Matt Rosenfeld, head of U.S. debt at Cain International, said that for the last four years his firm couldn’t get close to the multifamily space — which was viewed as a relatively safe, core asset class — but a shift has occurred in the last six months as the supply side has ramped up to the point that the U.S. has been delivering up to 700 multifamily units per day. This supply spigot has changed the equation for investment firms like Cain International, whose cost of capital is very high. 

“The macro forces have tapered demand over the last few months, few years, as this master plan balance has emerged,” said Rosenfeld. “We’re looking at multifamily as a very selective [investment], we’re starting to see pricing has widened, there’s an opportunity to invest in the space, but there are markets where we don’t particularly want to go.”  

Dan Buehrens, senior vice president at Brookfield Asset Management, said his investment firm has found compelling opportunities to provide cash-neutral refinancing capital for what were once bank-only construction loans for multifamily new development. 

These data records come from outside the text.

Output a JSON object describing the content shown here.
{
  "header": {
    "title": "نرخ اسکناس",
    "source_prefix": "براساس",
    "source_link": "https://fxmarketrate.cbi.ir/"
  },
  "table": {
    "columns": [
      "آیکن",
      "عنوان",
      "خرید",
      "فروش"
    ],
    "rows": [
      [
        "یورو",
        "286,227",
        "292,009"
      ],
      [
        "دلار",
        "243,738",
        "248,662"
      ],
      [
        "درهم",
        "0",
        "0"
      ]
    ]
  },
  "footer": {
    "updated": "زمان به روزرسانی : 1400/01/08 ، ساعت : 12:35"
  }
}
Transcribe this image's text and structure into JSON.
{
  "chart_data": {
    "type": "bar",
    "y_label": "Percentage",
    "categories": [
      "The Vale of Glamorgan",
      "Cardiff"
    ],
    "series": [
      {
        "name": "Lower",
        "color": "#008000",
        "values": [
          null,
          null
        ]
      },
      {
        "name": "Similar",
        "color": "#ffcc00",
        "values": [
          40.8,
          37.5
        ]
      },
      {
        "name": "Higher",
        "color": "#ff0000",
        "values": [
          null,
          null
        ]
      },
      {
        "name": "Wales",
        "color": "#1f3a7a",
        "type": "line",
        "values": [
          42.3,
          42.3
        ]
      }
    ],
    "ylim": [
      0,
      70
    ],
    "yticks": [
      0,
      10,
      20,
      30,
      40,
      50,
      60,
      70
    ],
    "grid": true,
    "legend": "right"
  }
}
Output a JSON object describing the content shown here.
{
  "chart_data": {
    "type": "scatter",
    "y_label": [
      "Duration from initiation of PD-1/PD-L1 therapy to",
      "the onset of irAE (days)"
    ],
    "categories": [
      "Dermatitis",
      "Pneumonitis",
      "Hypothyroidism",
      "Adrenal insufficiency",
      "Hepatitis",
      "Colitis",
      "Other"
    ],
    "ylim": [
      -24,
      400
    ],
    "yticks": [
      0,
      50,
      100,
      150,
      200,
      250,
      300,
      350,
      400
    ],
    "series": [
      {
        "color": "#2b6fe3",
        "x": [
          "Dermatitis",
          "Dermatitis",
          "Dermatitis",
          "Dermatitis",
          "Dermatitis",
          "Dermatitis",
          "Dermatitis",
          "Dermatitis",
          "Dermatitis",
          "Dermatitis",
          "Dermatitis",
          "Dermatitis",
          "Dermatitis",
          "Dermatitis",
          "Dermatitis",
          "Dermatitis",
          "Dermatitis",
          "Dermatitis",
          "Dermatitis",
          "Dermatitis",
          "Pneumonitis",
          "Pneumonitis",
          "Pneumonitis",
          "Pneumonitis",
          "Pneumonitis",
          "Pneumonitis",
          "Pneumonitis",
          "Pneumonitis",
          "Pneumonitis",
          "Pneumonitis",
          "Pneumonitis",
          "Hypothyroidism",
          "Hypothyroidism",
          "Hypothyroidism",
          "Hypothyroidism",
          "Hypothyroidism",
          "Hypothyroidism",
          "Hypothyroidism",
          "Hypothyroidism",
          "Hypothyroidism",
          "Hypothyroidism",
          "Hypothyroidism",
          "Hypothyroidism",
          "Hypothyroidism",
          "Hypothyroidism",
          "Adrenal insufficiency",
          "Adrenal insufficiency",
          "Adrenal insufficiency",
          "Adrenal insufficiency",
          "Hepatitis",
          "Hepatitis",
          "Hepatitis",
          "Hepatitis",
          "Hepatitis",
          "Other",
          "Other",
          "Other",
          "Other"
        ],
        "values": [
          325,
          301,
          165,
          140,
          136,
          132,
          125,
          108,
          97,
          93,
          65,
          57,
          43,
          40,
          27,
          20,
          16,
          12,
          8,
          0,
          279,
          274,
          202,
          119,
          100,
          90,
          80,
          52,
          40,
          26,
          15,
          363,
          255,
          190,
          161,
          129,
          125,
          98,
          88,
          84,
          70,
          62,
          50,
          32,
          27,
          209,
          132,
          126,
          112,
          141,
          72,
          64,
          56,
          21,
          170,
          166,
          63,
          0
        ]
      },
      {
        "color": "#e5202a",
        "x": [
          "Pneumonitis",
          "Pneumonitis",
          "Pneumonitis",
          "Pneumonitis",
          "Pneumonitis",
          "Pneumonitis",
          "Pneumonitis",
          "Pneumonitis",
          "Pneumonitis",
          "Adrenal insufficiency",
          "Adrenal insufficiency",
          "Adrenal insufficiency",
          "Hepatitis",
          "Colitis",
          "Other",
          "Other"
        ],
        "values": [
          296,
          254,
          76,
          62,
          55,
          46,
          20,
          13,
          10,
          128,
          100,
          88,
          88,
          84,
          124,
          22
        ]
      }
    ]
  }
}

He said that the targeted debt yields just don’t work for commercial bank underwriting standards today, and that has given private credit players the chance to enter into a more restricted bridge lending space.  

“To the extent that the supply story makes sense, the basis makes sense, there’s now an opportunity to price something to our cost of funds that we really see as a discount to replacement cost with a ton of sponsor equity still behind us,” explained Buehrens.  

When examining the strength of sponsorship, Yorick Starr, managing director at Invesco, said that while his firm has taken comfort in lending to institutional investors, there are times when those have been the sponsors who have had to hand back the keys. 

“You’re sort of saying, ‘Hang on, I gave you the money because you have all this money and it’s not penciling out?’ ” recalled Starr. “But it does come down to understanding the underlying real estate, the market dynamics, and, if you’re in a value-add business plan, then does the person providing capital know what they’re doing — because something always goes sideways.” 

Starr said taking “a property-first mantra,” rather than merely relying on sponsor reputation, has helped his firm navigate the recent distress in the marketplace. 

“It sort of helps us come up with a thesis: Is there potential stress on the asset? How much do you need to rely on the sponsor? But clearly sponsorship is paramount as well,” he said.